You're missing my point though.
I was replying to someone who said "someone should make a high quality rep"
I'm saying that replica lips do exist. But to make a rep that was as good as a factory lip would end up in the same cost ballpark as the a factory lip with the mark-up from the UK based seller.
Your point of view also doesn't make sense (to me).
Damaged easily? Have you ever owned an OEM lip? It shrugs off damage pretty well. You'd have to crash the car or smash curbs or ramp into driveways to damage it. And in the process, you'd damage the rest of your car.
Optionally, you could...just not do those things?
You're acting like its inevitable to break your lip or because its impossible not to smash into stuff or something.
How many reps have you damaged? Are you damaging lips every day? If you haven't busted up your replica lip...what makes you think you'd be any more likely to bust up your OEM one?
If you do scrape it up...does a scraped up rep look better than a scraped up OEM lip? They'll both look like scraped up lips, won't they? In fact...a scraped up factory lip will still look better than a scraped up replica lip...KnowwhatImean?
I get that spending $$ on a OEM lip isn't for everyone. I'm just not seeing the sense in your POV.
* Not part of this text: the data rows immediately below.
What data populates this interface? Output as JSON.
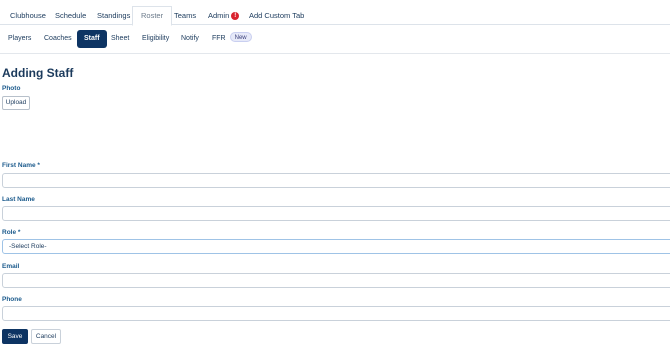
{
  "top_tabs": [
    "Clubhouse",
    "Schedule",
    "Standings",
    "Roster",
    "Teams",
    "Admin",
    "Add Custom Tab"
  ],
  "top_tabs_active": "Roster",
  "admin_alert": "!",
  "sub_tabs": [
    "Players",
    "Coaches",
    "Staff",
    "Sheet",
    "Eligibility",
    "Notify",
    "FFR"
  ],
  "sub_tabs_active": "Staff",
  "ffr_badge": "New",
  "page_title": "Adding Staff",
  "photo": {
    "label": "Photo",
    "upload_label": "Upload"
  },
  "form": {
    "first_name_label": "First Name *",
    "first_name_value": "",
    "last_name_label": "Last Name",
    "last_name_value": "",
    "role_label": "Role *",
    "role_selected": "-Select Role-",
    "email_label": "Email",
    "email_value": "",
    "phone_label": "Phone",
    "phone_value": ""
  },
  "actions": {
    "save_label": "Save",
    "cancel_label": "Cancel"
  },
  "colors": {
    "primary": "#0d3463",
    "label": "#1b5a8c",
    "alert": "#d9232e"
  }
}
I've daily driven (through chicago winters) a lot of lowered cars with factory aero and never broken a lip even after hitting icebergs like the gd titanic.
My wife's car has factory aero. My in-laws borrow her car when they're in town. I've dailyed her car in NYC. Guess what's not damaged...or broken. The OEM aero. Because nobody is using it to level curbs or catch 80ft of air off jumps. Its easy not to hit stuff...
Also...the whole point of buying factory aero for your S2000 is to own something you'll be proud of and glad to take care of. Because you paid for something special.
Last edited by B serious; Dec 8, 2022 at 07:59 PM.